The famous red grouse.
The famous red grouse.
The (not so famous) black grouse
The (not so famous) black grouse

 

 

 

 

 

 

By DARA BUTTERFIELD

Scottish Power Renewables has launched a research project to protect black grouse on its wind farms across Scotland.

SPR is to collect data on how the ‘red list’ species interacts with the company’s wind farm at Cruach Mhor on the Cowal Peninsula, Argyll and Bute.

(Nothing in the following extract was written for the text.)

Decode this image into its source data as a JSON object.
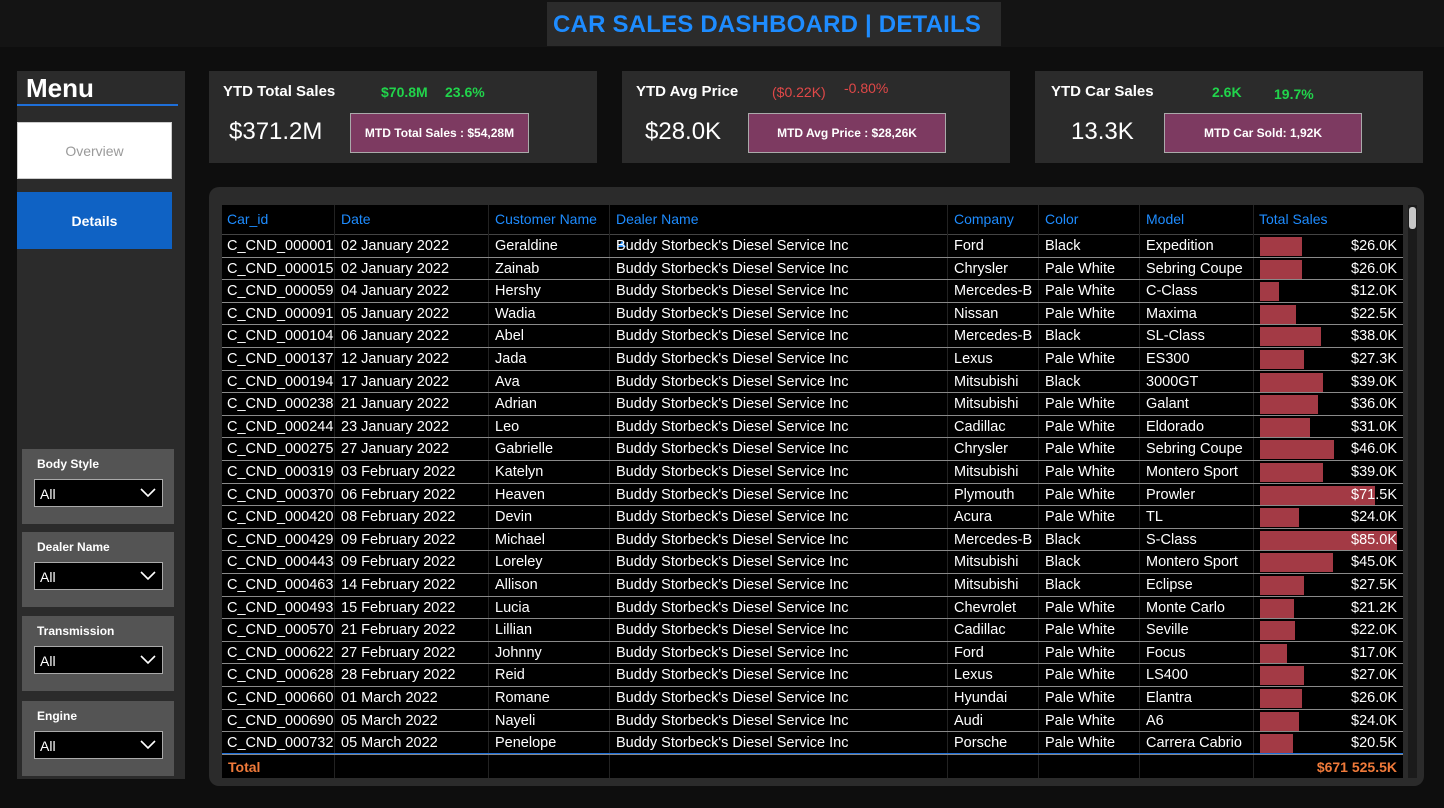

This is to be the first trial site for the project as the area is known to have one of the highest black grouse populations across the whole Cowal area.

As part of its commitment to habitat restoration and environmental stewardship, the company is undertaking management work for the benefit of black grouse across a number of its sites in Scotland in an effort to help prevent the species’ rapid decline.

The company has a dedicated ecology team which oversees the habitat management and monitoring across all of its windfarms.  At sites – which include Cruach Mhor in Argyllshire and Bute and Green Knowes in Perthshire – the team has overseen the creation of native woodland habitats, involving planting trees and the restoration of moorland areas.

Peter Robson, Senior Ecologist, Scottish Power Renewables, said: “We face a number of challenges when considering the viability of a windfarm. First and foremost for any application there are rigorous ecological assessments that we carry out.

“We are dedicated to habitat preservation and restoration, across many different ecological and topographical settings, and work closely with partners such as RSPB Scotland and Scottish Natural Heritage to ensure that we are working to support the environment and eco-system at all sites.

“This project will allow us to understand more fully the impact of wind farms on Scotland’s black grouse population. We are keen to do everything in our power to protect this important and secretive species and this pioneering research will help inform those decisions.”

Ecologists and researchers are working on a plan which will enable them to ‘tag’ black grouse by fitting them with harnesses carrying data loggers. This information will allow ecologists to build a detailed picture of the birds’ movements and the impacts wind farms have on black  ground in a collaborative study with Newcastle University and the World Pheasant Association (WPA).

The SPR windfarm at Cruach Mhor on the Cowal Peninsula, Argyll and Bute, will be the first trial site for this project.

Doug Shapley, Assistant Conservation Officer, RSPB Scotland, said: “Black grouse are a red-list species meaning they are of the highest conservation priority in the UK.

“Numbers have declined throughout Argyll and this is one of the few areas of Cowal where black grouse still occur, albeit at a lower population level. Habitat management is really important to helping these birds and we’re interested to see what the tagging might reveal about how they use the landscape at these sites.”

The red grouse – made famous as the emblem of a well-known Perth whisky firm – is Scotland’s national game bird. They are particularly associated with heather, while the not-so-famous black grouse prefers a mixture of heather, rough grass and woodland-edge.